Being in a long distance relationship is taxing, to say
the least. I, of all people, would never have expected myself to be in one. As
of today, my boyfriend has been gone for almost two month now. Wow, it’s weird
to think that it’s been that long. I talk to him all day and then I Skype him
all the time. But today was the first day that I actually realized that I can not
drive the 45 minutes it usually takes to get to his house. It’s crazy the
amount that I miss him right now.
He always tells me about how bad he’s feeling because he’s
so far away. I know he feels like it’s his fault that I’m sad sometimes. He
feels homesick for the first time. Until I came along, he had no intentions of
coming back to the states so soon.
Whenever people talk to me about it they always say that
the cheating is what is so hard for them. But, I honestly, have no desire to be
with anyone else beside him. When other guys, try to hit on me it really just
disgusts me. But, if it’s funny I tend to friend zone them.
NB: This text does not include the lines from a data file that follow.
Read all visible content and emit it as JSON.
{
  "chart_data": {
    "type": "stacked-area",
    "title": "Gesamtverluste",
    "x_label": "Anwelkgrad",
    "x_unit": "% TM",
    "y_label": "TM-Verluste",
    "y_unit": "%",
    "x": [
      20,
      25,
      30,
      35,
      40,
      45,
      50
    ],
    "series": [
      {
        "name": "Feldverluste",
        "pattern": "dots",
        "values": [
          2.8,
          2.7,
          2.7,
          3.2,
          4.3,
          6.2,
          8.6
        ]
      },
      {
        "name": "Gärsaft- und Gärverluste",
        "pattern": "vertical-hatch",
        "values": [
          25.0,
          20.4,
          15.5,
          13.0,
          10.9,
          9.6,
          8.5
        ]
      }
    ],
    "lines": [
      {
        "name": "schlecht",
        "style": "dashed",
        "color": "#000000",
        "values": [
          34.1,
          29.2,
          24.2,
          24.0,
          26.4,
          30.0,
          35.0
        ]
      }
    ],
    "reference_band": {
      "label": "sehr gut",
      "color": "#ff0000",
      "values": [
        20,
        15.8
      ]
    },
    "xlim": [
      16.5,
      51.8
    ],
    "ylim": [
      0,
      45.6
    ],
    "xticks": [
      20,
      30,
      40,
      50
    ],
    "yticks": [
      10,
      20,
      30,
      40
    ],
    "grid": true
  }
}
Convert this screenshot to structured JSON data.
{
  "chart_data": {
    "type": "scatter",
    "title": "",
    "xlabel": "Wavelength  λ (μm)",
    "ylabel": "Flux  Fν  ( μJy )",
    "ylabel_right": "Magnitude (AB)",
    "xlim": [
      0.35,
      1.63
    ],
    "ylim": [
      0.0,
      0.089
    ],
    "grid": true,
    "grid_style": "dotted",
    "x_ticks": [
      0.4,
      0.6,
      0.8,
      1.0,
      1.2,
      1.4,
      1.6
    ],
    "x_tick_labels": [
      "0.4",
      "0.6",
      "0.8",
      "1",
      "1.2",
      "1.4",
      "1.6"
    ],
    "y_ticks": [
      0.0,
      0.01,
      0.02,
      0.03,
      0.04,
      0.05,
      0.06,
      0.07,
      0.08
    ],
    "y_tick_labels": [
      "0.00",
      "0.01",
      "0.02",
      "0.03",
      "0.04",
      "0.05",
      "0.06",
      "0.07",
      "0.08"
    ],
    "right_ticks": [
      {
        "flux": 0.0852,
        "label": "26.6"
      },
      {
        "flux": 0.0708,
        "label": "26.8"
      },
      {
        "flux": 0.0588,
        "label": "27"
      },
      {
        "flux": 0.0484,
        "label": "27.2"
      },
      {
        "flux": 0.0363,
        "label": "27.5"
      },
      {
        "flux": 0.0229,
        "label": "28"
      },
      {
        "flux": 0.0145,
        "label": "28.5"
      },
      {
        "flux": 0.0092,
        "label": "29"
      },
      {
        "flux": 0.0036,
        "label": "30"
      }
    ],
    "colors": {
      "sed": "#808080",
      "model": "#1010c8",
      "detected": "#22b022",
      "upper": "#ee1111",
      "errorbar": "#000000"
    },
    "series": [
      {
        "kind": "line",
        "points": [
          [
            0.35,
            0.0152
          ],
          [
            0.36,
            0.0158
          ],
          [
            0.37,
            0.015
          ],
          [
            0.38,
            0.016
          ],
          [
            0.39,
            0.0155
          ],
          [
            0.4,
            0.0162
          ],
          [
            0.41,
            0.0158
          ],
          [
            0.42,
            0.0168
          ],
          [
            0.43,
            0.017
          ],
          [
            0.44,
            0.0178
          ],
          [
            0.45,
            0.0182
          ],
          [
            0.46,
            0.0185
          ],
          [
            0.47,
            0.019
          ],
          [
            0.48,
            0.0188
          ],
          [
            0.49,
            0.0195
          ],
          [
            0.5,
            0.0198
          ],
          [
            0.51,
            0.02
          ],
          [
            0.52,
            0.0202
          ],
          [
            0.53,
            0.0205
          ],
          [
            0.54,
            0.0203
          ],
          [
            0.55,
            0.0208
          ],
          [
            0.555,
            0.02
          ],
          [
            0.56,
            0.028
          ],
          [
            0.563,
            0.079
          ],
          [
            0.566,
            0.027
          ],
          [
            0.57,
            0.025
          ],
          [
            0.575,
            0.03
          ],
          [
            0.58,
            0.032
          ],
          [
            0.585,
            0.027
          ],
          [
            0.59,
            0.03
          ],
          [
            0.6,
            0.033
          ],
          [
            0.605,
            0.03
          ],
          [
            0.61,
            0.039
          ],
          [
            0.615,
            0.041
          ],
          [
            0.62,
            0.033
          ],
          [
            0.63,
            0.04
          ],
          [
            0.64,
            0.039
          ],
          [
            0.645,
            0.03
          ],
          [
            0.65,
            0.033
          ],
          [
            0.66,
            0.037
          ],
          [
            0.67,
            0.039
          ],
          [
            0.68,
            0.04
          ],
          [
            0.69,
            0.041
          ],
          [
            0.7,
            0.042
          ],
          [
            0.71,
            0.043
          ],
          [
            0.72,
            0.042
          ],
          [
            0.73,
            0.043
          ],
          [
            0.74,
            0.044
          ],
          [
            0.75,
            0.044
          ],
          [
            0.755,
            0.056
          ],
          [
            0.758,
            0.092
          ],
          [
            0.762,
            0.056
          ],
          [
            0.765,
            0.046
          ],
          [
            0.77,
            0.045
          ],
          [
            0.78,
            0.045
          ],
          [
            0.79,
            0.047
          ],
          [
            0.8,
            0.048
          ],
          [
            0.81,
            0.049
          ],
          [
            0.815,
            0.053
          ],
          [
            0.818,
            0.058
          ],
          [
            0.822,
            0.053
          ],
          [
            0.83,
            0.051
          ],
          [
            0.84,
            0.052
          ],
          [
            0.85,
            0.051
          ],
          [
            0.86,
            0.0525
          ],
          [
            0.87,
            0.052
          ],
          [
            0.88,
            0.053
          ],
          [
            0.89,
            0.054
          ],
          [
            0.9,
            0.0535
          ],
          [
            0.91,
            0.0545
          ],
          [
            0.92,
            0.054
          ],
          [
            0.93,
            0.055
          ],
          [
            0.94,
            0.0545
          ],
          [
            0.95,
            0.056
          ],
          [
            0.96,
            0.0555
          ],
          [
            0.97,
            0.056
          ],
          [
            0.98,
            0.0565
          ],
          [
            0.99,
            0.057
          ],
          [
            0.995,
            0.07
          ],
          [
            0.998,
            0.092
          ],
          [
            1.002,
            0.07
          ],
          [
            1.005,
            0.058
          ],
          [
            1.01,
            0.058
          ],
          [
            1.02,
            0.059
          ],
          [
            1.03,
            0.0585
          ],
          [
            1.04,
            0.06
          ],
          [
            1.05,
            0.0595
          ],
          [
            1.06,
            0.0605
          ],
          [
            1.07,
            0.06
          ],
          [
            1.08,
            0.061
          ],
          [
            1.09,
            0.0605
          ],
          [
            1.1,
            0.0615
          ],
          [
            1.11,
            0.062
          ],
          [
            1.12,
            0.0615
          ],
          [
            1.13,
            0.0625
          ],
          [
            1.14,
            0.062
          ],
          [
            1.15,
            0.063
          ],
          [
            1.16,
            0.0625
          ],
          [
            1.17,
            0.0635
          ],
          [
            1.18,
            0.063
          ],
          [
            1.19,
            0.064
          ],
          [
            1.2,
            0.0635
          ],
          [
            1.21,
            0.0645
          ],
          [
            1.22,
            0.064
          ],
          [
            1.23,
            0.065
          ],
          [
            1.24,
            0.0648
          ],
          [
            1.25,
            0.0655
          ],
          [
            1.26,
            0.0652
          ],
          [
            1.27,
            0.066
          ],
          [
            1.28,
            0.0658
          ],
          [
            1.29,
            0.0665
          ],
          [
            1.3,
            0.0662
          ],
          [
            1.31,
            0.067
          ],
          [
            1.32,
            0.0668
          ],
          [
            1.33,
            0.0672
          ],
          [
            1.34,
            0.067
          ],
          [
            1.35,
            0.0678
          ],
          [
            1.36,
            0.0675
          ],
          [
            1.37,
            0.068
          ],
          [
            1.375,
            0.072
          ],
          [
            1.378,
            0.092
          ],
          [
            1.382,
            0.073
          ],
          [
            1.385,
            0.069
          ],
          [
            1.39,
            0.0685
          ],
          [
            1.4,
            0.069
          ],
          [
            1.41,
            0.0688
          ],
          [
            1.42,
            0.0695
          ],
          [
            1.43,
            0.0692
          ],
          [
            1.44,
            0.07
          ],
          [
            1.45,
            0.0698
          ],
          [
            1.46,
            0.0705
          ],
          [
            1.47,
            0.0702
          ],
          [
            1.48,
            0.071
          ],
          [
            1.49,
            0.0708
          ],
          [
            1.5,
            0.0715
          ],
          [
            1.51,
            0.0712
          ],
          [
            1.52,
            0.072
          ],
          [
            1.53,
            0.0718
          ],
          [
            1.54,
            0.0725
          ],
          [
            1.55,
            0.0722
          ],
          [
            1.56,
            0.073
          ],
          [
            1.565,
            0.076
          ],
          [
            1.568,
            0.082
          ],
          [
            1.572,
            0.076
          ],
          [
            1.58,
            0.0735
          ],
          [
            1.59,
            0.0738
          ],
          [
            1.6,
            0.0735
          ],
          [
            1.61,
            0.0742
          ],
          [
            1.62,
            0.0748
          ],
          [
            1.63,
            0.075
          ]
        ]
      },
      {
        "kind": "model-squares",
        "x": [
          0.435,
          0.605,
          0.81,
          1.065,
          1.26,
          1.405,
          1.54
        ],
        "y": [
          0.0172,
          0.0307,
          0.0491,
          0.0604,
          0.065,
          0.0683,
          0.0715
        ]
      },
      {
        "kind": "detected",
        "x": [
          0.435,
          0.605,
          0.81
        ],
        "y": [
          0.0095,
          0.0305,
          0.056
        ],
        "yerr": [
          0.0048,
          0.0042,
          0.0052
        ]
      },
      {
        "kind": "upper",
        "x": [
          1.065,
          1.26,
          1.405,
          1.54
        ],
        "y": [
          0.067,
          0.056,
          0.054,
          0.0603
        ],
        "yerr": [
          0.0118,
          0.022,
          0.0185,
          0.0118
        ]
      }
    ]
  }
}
The hardest part about it all is the risks of the whole
thing. We have lots of plans for when he comes home from school. But not
everything can be set in stone because things are so up in the air.
It’s just such an abstract relationship. I can’t touch or
feel him. I can only see him because of the Internet but even still there is a
lot of solidarity in that. I trust him enough to accept it all to be true but
then again he’s only been gone for two months. Even in those two months I feel
like I’ve grown closer to him. Learned more about him.
Ew. The level of mush in this post… it’s gross.